On Tuesday we had a university-wide faculty meeting on revising the general education requirements at Morgan State, and predictably President Wilson held up a copy of Arum and Roksa’s Academically Adrift and made some comments about how we had to do better while horribly mangling the actual findings of the book. Though there’s a lot going on in the text, which the group blog In Socrates Wake took up early last year, there are also serious methodological issues to consider before using it as a guide.
Let me start with the good news. Arum and Roksa’s conclusions are a triumph for the liberal arts: the only classes that guarantee an increase in “critical thinking, analytic reasoning, problem solving, and written communication” are classes that have at least forty pages of weekly reading, twenty pages of writing per semester, and high expectations from the professor. As a result, students with majors outside of the traditional liberal arts and sciences did not appear to be developing these skills. It also helps a lot for a student to start with high abilities in those areas, which is perhaps a problem when you’re dealing with poorly prepared students like 65% of Morgan’s first-year class.
As much as I love the conclusions of this text, there are a number of important methodological concerns that academics and administrators ought to consider before adopting policies on the basis of the book. Alexander Astin explains the statistical problem in his Chronicle piece “In ‘Academically Adrift,’ Data Don’t Back Up Sweeping Claim” and there are many other critical reviews in this pdf from the journal College Composition and Communication. Let me see if I can summarize the issues.

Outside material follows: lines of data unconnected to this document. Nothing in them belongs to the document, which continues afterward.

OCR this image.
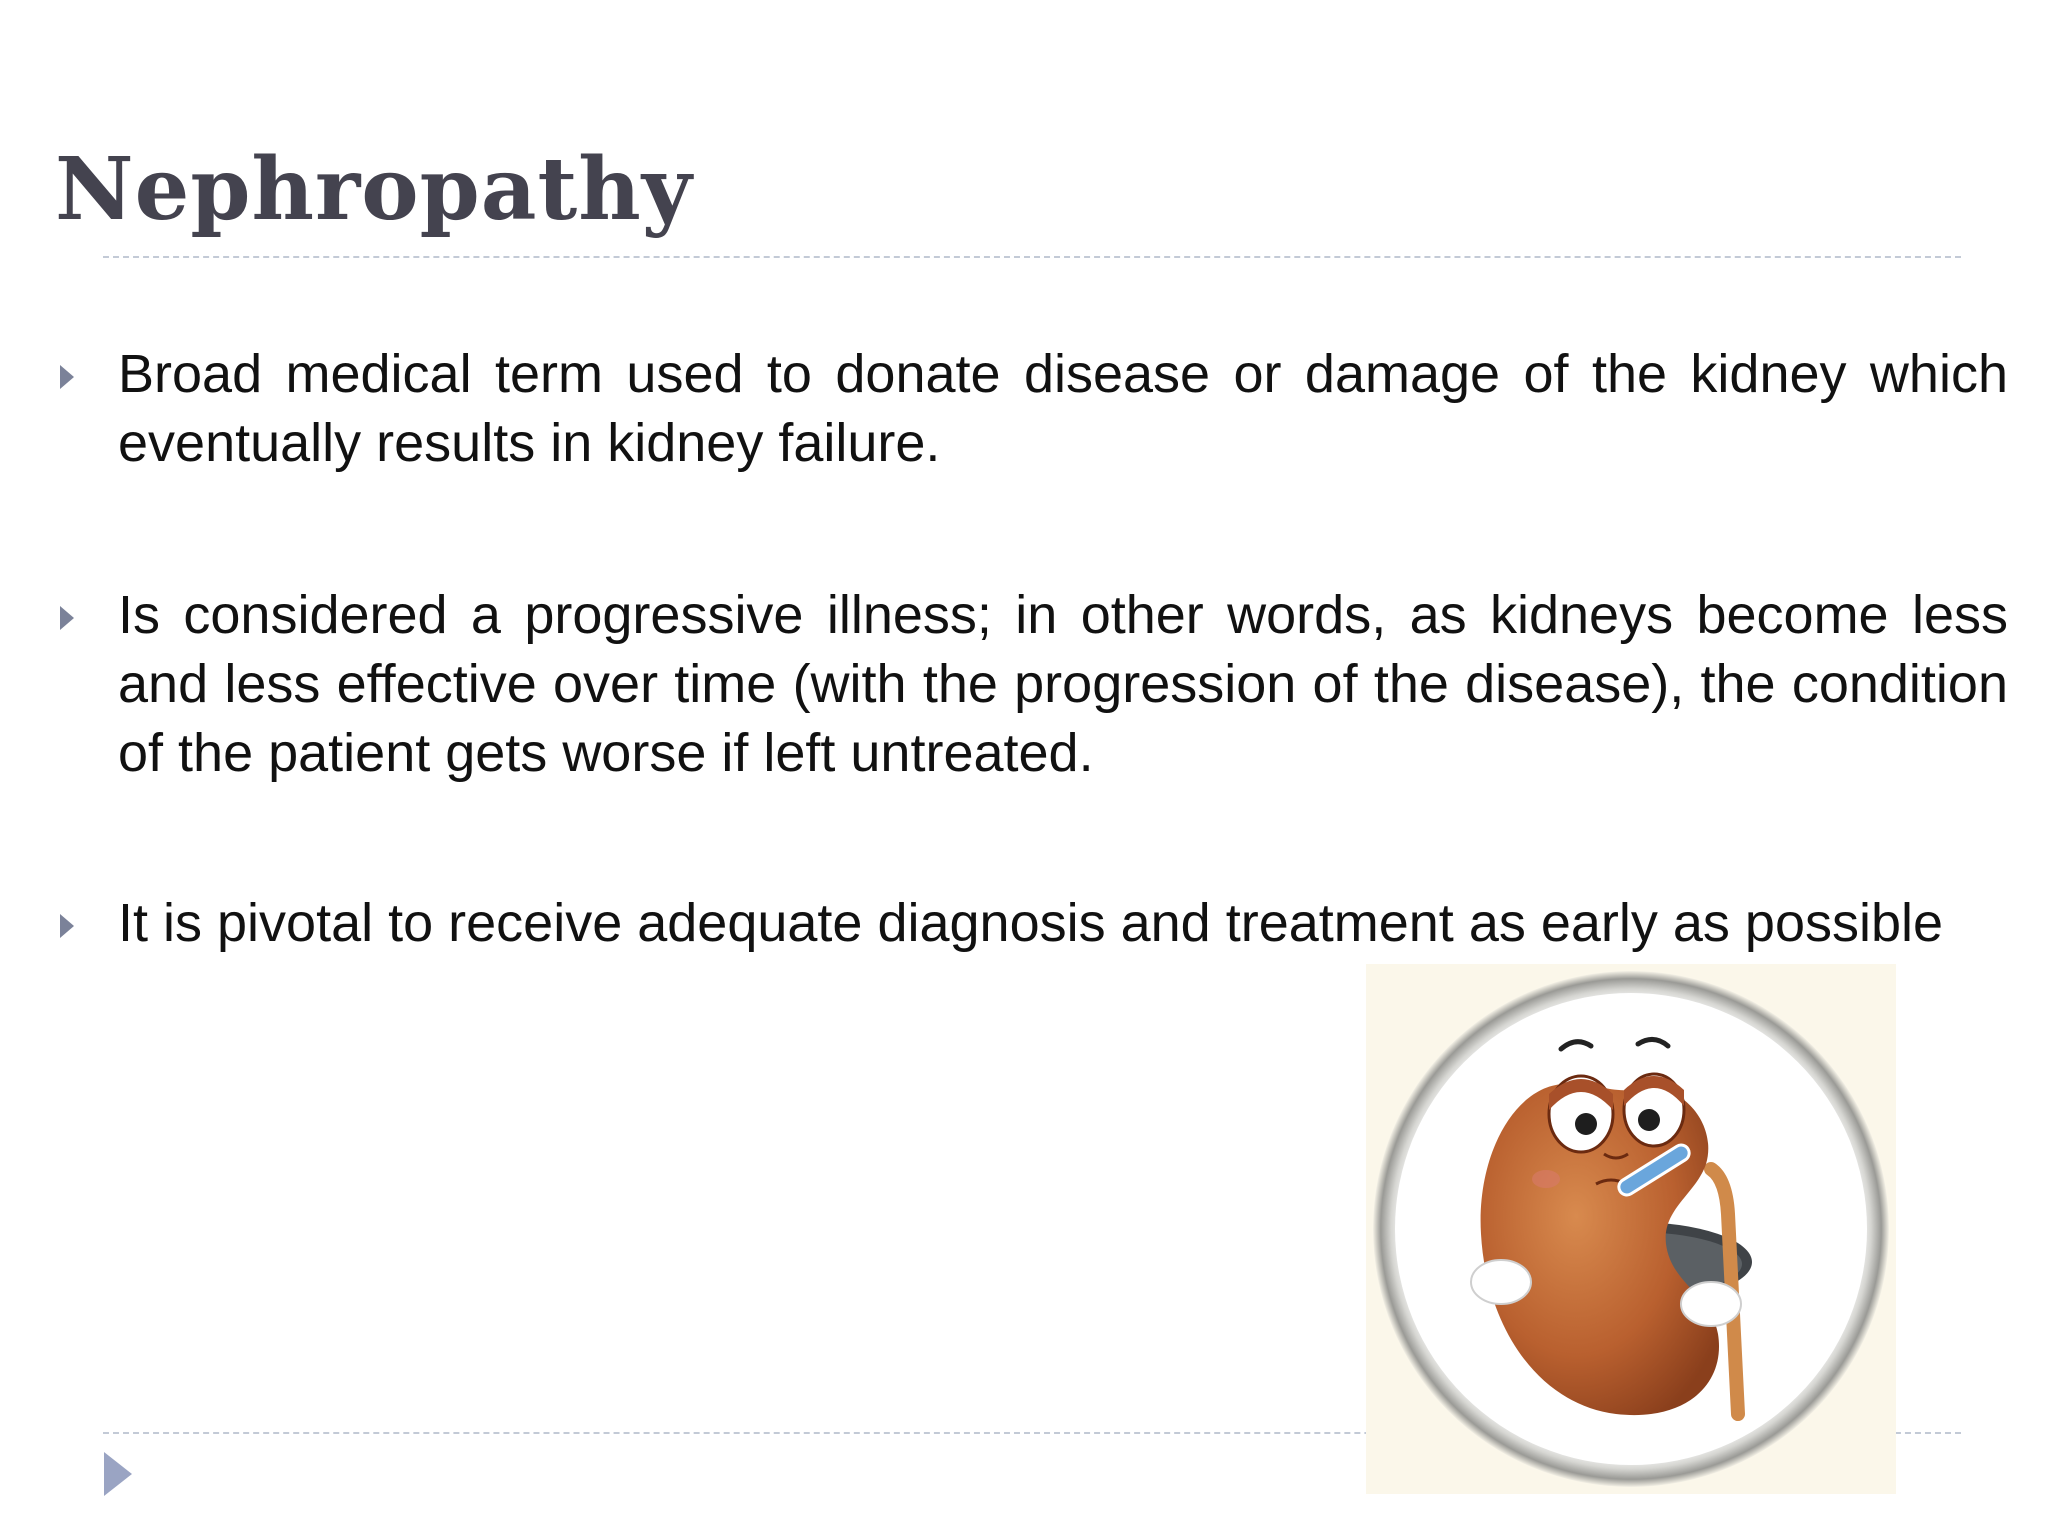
Nephropathy
Broad medical term used to donate disease or damage of the kidney which eventually results in kidney failure.
Is considered a progressive illness; in other words, as kidneys become less and less effective over time (with the progression of the disease), the condition of the patient gets worse if left untreated.
It is pivotal to receive adequate diagnosis and treatment as early as possible
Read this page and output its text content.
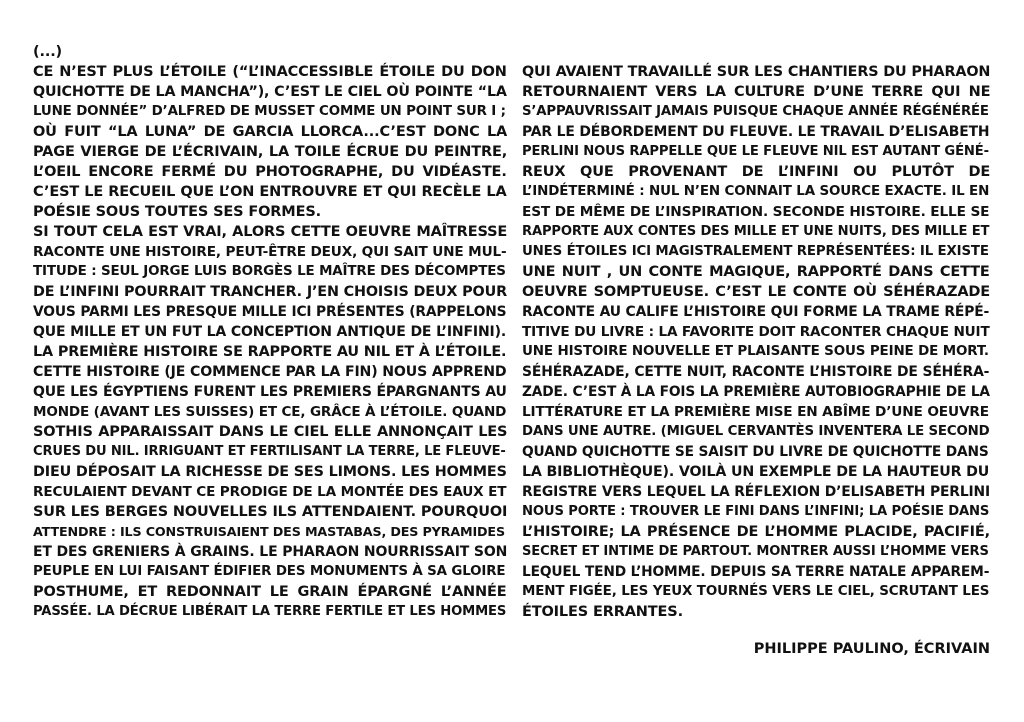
(...)
CE N’EST PLUS L’ÉTOILE (“L’INACCESSIBLE ÉTOILE DU DON
QUICHOTTE DE LA MANCHA”), C’EST LE CIEL OÙ POINTE “LA
LUNE DONNÉE” D’ALFRED DE MUSSET COMME UN POINT SUR I ;
OÙ FUIT “LA LUNA” DE GARCIA LLORCA...C’EST DONC LA
PAGE VIERGE DE L’ÉCRIVAIN, LA TOILE ÉCRUE DU PEINTRE,
L’OEIL ENCORE FERMÉ DU PHOTOGRAPHE, DU VIDÉASTE.
C’EST LE RECUEIL QUE L’ON ENTROUVRE ET QUI RECÈLE LA
POÉSIE SOUS TOUTES SES FORMES.
SI TOUT CELA EST VRAI, ALORS CETTE OEUVRE MAÎTRESSE
RACONTE UNE HISTOIRE, PEUT-ÊTRE DEUX, QUI SAIT UNE MUL-
TITUDE : SEUL JORGE LUIS BORGÈS LE MAÎTRE DES DÉCOMPTES
DE L’INFINI POURRAIT TRANCHER. J’EN CHOISIS DEUX POUR
VOUS PARMI LES PRESQUE MILLE ICI PRÉSENTES (RAPPELONS
QUE MILLE ET UN FUT LA CONCEPTION ANTIQUE DE L’INFINI).
LA PREMIÈRE HISTOIRE SE RAPPORTE AU NIL ET À L’ÉTOILE.
CETTE HISTOIRE (JE COMMENCE PAR LA FIN) NOUS APPREND
QUE LES ÉGYPTIENS FURENT LES PREMIERS ÉPARGNANTS AU
MONDE (AVANT LES SUISSES) ET CE, GRÂCE À L’ÉTOILE. QUAND
SOTHIS APPARAISSAIT DANS LE CIEL ELLE ANNONÇAIT LES
CRUES DU NIL. IRRIGUANT ET FERTILISANT LA TERRE, LE FLEUVE-
DIEU DÉPOSAIT LA RICHESSE DE SES LIMONS. LES HOMMES
RECULAIENT DEVANT CE PRODIGE DE LA MONTÉE DES EAUX ET
SUR LES BERGES NOUVELLES ILS ATTENDAIENT. POURQUOI
ATTENDRE : ILS CONSTRUISAIENT DES MASTABAS, DES PYRAMIDES
ET DES GRENIERS À GRAINS. LE PHARAON NOURRISSAIT SON
PEUPLE EN LUI FAISANT ÉDIFIER DES MONUMENTS À SA GLOIRE
POSTHUME, ET REDONNAIT LE GRAIN ÉPARGNÉ L’ANNÉE
PASSÉE. LA DÉCRUE LIBÉRAIT LA TERRE FERTILE ET LES HOMMES
QUI AVAIENT TRAVAILLÉ SUR LES CHANTIERS DU PHARAON
RETOURNAIENT VERS LA CULTURE D’UNE TERRE QUI NE
S’APPAUVRISSAIT JAMAIS PUISQUE CHAQUE ANNÉE RÉGÉNÉRÉE
PAR LE DÉBORDEMENT DU FLEUVE. LE TRAVAIL D’ELISABETH
PERLINI NOUS RAPPELLE QUE LE FLEUVE NIL EST AUTANT GÉNÉ-
REUX QUE PROVENANT DE L’INFINI OU PLUTÔT DE
L’INDÉTERMINÉ : NUL N’EN CONNAIT LA SOURCE EXACTE. IL EN
EST DE MÊME DE L’INSPIRATION. SECONDE HISTOIRE. ELLE SE
RAPPORTE AUX CONTES DES MILLE ET UNE NUITS, DES MILLE ET
UNES ÉTOILES ICI MAGISTRALEMENT REPRÉSENTÉES: IL EXISTE
UNE NUIT , UN CONTE MAGIQUE, RAPPORTÉ DANS CETTE
OEUVRE SOMPTUEUSE. C’EST LE CONTE OÙ SÉHÉRAZADE
RACONTE AU CALIFE L’HISTOIRE QUI FORME LA TRAME RÉPÉ-
TITIVE DU LIVRE : LA FAVORITE DOIT RACONTER CHAQUE NUIT
UNE HISTOIRE NOUVELLE ET PLAISANTE SOUS PEINE DE MORT.
SÉHÉRAZADE, CETTE NUIT, RACONTE L’HISTOIRE DE SÉHÉRA-
ZADE. C’EST À LA FOIS LA PREMIÈRE AUTOBIOGRAPHIE DE LA
LITTÉRATURE ET LA PREMIÈRE MISE EN ABÎME D’UNE OEUVRE
DANS UNE AUTRE. (MIGUEL CERVANTÈS INVENTERA LE SECOND
QUAND QUICHOTTE SE SAISIT DU LIVRE DE QUICHOTTE DANS
LA BIBLIOTHÈQUE). VOILÀ UN EXEMPLE DE LA HAUTEUR DU
REGISTRE VERS LEQUEL LA RÉFLEXION D’ELISABETH PERLINI
NOUS PORTE : TROUVER LE FINI DANS L’INFINI; LA POÉSIE DANS
L’HISTOIRE; LA PRÉSENCE DE L’HOMME PLACIDE, PACIFIÉ,
SECRET ET INTIME DE PARTOUT. MONTRER AUSSI L’HOMME VERS
LEQUEL TEND L’HOMME. DEPUIS SA TERRE NATALE APPAREM-
MENT FIGÉE, LES YEUX TOURNÉS VERS LE CIEL, SCRUTANT LES
ÉTOILES ERRANTES.
PHILIPPE PAULINO, ÉCRIVAIN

Arum and Roksa depended on a voluntary standardized test called the Collegiate Learning Assessment, which they administered in the first and fourth semesters of undergraduates’ education. Right off the bat, then, we know that this is not a test of a full college education, but rather of the general education supplied during the first two years.
But even then, the methodological problems are threeefold. First, the authors use a 95% confidence interval, which allows us to say that there is only a 5% chance that the students identified as increasing in ability didn’t actually do so. But by controlling for “false positives” so stringently, we’ve left the door open to “false negatives.”In other words, the data analysis does not justify the “Adrift” claim that students who fall outside of that group haven’t increased in ability. We can be sure that reading and writing intensive courses work; we can’t be sure that other things don’t work. This is simply a flaw in the way that the authors present their findings.
Second, and perhaps more dangerously, this test is not very reliable for testing the increased performance (i.e. the difference between two tests taken years apart) of individual students. As researchers for the CLA’s maker, the Council for Aid to Education, themselves note:
The CLA focuses on the institution (rather than the student) as the unit of analysis. Its goal is to provide a summative assessment of the value added by the school’s instructional and other programs (taken as a whole) with respect to certain important learning outcomes. […C]orrelations are about 0.35 higher (and explain three times as much variance) when the college rather than the student is used as the unit of analysis. This huge increase stems from the much higher reliability of the school level scores.
This raises substantial questions about the value of data that takes the student as the unit of analysis, and thus uses the weakest data available. Sometimes we have to admit that we do not have the data to say anything at all with certainty, even when we wish we could and even when our own experience suggests a tempting explanation.
Third, Arum and Roksa ran more than a thousand different statistical tests looking for correlations, but “with a confidence level of .05, for every 1,000 tests run odds are that 50 are false positives.” That means that even my cherished findings in favor of the liberal arts could simply be a mistake.
It’s one thing to say that their results are overly demanding, but another entirely to suggest that the very solid foundation they offer could equally well be based on statistical happenstance, overly keen researchers desperate to find any fit at all, and an over-reliance on faulty data.
We have to be honest with ourselves about the limits of certainty within educational assessements. I still believe that high expectations, high reading loads, and a lot of writing are the key to teaching students to become critical and complex reasoners. But I have to admit that the evidence for my position thus far is not as reliable as I wish it were: the practice of critical thinking and complex reasoning depends on just such acknowledgments.